Abstract:

Uncertainty is a very important factor in many mathematical models. One way to incorporate uncertainty into optimization models is using parametric optimization techniques. In addition to uncertainty factor, in most of the practical applications it is necessary to know how sensitive the solution is to data perturbations. Similarly to the classical sensitivity analysis, where only one model parameter is perturbed, in parametric optimization some set of model parameters, which are held constant in the original deterministic problem, are assumed to be uncertain or variable. So, mathematical models in general and optimization problems in particular often involve unknown or uncertain parameters and the goal of parametric optimization is to calculate the optimal solution for all relevant values of these unknown parameters. Discretization approaches are non-rigorous since there is no optimality warranty between the mesh points. With an exception of a few algorithms for parametric linear optimization the available literature assumes that parameters only influence the objective function or the right-hand side of the constraints. Algorithms dealing with the general multi-parametric case are desired as well, but not well studied.

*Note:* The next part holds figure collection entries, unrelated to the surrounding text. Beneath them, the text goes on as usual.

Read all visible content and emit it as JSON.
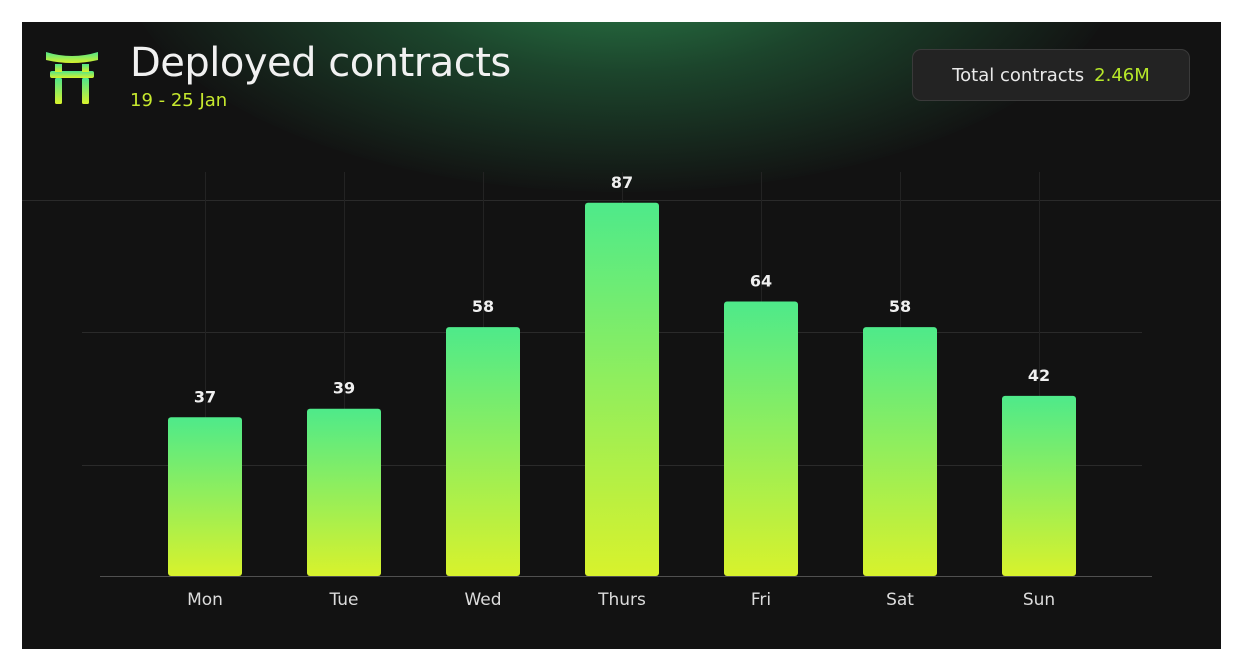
{
  "header": {
    "title": "Deployed contracts",
    "subtitle": "19 - 25 Jan",
    "logo_icon": "torii-gate-icon"
  },
  "summary": {
    "label": "Total contracts",
    "value": "2.46M"
  },
  "colors": {
    "background": "#121212",
    "bar_top": "#4eea8a",
    "bar_bottom": "#d8f22c",
    "accent": "#c6e82e"
  },
  "chart_data": {
    "type": "bar",
    "categories": [
      "Mon",
      "Tue",
      "Wed",
      "Thurs",
      "Fri",
      "Sat",
      "Sun"
    ],
    "values": [
      37,
      39,
      58,
      87,
      64,
      58,
      42
    ],
    "data_labels": [
      "37",
      "39",
      "58",
      "87",
      "64",
      "58",
      "42"
    ],
    "title": "Deployed contracts",
    "subtitle": "19 - 25 Jan",
    "xlabel": "",
    "ylabel": "",
    "ylim": [
      0,
      100
    ],
    "grid": true,
    "legend": "none"
  }
}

In the recent decade a new class of convex optimization models, that deals with the problem of minimizing a linear function subject to an affine set intersected with a convex cone, has appeared. It is known as conic optimization. Although the conic optimization model seems to be restrictive, any convex optimization problem can be cast as a conic optimization model and there are efficient solution algorithms (e.g., Interior Point Methods) for many classes of conic models such as Conic Linear Optimization. Conic optimization has many interesting applications in engineering, image processing, finance, economics, medicine, etc.

The goal of this research proposal is to outline use of the Interior Point Methods framework to conducting parametric analysis of Conic Linear Optimization problems including quadratic, second-order conic and semidefinite optimization. Development of methodologies and algorithms that allow finding an optimal solution vector and the optimal value function without discretization of the parameter space and without solving the optimization problem at every discretization point would be the primary target. The topics I am planning to cover include developing theoretical background for multi-parametric quadratic optimization; researching on theory for uni-parametric and multi-parametric second order conic optimization problems; investigating possibilities for performing practical parametric analysis for semidefinite optimization; developing efficient algorithms for the problems mentioned above; creating the link from the algorithms to the software packages and incorporating parametric analysis into such packages as SeDuMi and McIPM; looking at the practical optimization problems and their parametric counterparts and establishing the relations between different ways of incorporating uncertainty into the optimization models, such as parametric analysis and robust optimization.